I am running some Tensorflow neural nets on a Titan X GPU. I have had no issues for months but a couple of days ago the driver has started crashing when running CUDA code on it. This happens consistently but at different times through the process. The display becomes unresponsive. I can ssh into the machine and see a message from nvidia-smi along the lines of “…GPU is lost…”

I have gone through NVIDIA support, removed the Nouveau drivers and installed different NVIDIA drivers to see if I can get this working but the problem persists. I suspect it may be down to a change in kernel as I did an update of Ubuntu. Has anyone had similar issues or have any tips?

Is the GPU or system overheating? Please also make sure the GPU is firmly seated in the PCIe slot and that the power cables are also firmly connected.

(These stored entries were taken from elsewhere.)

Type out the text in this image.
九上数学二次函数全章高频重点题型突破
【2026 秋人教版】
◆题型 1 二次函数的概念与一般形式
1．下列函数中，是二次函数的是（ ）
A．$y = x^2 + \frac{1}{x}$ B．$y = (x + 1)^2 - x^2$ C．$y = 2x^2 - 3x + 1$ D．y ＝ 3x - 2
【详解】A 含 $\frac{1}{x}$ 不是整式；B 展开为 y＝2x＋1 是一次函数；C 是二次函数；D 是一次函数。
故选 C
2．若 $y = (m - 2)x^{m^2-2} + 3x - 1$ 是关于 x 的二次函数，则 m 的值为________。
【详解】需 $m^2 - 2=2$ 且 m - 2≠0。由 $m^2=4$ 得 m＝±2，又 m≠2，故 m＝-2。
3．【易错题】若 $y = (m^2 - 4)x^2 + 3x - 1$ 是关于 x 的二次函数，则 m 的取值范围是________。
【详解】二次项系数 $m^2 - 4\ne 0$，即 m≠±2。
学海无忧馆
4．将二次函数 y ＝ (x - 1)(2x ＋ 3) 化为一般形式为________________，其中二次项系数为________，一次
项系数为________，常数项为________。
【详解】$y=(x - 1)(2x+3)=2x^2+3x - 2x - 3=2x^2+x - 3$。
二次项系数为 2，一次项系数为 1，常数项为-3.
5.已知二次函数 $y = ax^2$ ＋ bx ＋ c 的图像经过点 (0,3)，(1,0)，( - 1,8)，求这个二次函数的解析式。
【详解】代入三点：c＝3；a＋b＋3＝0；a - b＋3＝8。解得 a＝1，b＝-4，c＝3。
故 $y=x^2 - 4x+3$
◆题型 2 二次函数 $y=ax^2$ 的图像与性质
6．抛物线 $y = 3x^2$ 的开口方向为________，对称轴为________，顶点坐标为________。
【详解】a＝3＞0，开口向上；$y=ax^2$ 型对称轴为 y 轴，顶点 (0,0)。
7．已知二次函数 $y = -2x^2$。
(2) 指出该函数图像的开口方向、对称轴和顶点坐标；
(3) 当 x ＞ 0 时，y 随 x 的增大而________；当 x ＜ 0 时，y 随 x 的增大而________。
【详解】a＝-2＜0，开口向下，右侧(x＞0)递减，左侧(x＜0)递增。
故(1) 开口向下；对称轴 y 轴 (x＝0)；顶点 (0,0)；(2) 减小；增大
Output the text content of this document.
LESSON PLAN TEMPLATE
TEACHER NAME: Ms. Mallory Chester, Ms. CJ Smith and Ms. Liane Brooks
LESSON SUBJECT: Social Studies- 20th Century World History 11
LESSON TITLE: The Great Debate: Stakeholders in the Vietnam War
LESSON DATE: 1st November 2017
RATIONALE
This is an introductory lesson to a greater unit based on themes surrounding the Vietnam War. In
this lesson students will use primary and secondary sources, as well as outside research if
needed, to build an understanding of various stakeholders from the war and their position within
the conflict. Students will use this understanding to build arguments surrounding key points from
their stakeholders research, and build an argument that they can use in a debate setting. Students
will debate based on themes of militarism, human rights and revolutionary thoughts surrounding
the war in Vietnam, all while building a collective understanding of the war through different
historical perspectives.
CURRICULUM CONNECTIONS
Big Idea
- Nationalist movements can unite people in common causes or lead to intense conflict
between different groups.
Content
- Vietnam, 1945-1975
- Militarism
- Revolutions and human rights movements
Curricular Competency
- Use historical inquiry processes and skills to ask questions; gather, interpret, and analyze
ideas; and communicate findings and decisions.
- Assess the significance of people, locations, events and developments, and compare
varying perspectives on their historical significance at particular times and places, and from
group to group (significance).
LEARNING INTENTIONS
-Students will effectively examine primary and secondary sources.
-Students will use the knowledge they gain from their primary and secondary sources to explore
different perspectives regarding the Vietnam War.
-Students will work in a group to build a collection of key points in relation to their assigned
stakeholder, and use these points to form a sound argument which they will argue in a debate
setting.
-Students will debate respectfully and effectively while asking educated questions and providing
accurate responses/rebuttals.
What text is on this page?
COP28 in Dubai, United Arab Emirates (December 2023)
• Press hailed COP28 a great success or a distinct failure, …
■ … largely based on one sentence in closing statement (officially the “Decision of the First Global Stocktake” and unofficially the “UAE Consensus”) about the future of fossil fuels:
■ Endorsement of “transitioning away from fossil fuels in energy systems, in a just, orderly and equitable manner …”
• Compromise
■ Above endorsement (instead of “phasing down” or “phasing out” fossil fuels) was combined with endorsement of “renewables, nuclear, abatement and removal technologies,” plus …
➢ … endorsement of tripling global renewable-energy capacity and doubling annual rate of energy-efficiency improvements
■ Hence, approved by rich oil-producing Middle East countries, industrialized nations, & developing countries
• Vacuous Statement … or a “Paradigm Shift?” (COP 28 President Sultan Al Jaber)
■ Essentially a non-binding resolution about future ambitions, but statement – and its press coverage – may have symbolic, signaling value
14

I don’t think it is I have nvidia-smi running to monitor the card and it never reports a temperature over 85C. I would guess an average of 80C looking at it with no obvious spikes before the crash.

I have checked all cables to make sure power and PCIe slot are firmly connected. I am running another run now to check. The last one ran for 2 hours before crashing.

The reason I ask is that if the GPU just suddenly stops responding like that – especially when it’s an isolated case and it used to work – it’s almost always faulty hardware somewhere.

The card has ran my CUDA computation for 10 hours. I am going to chalk this one up to a loose power cable.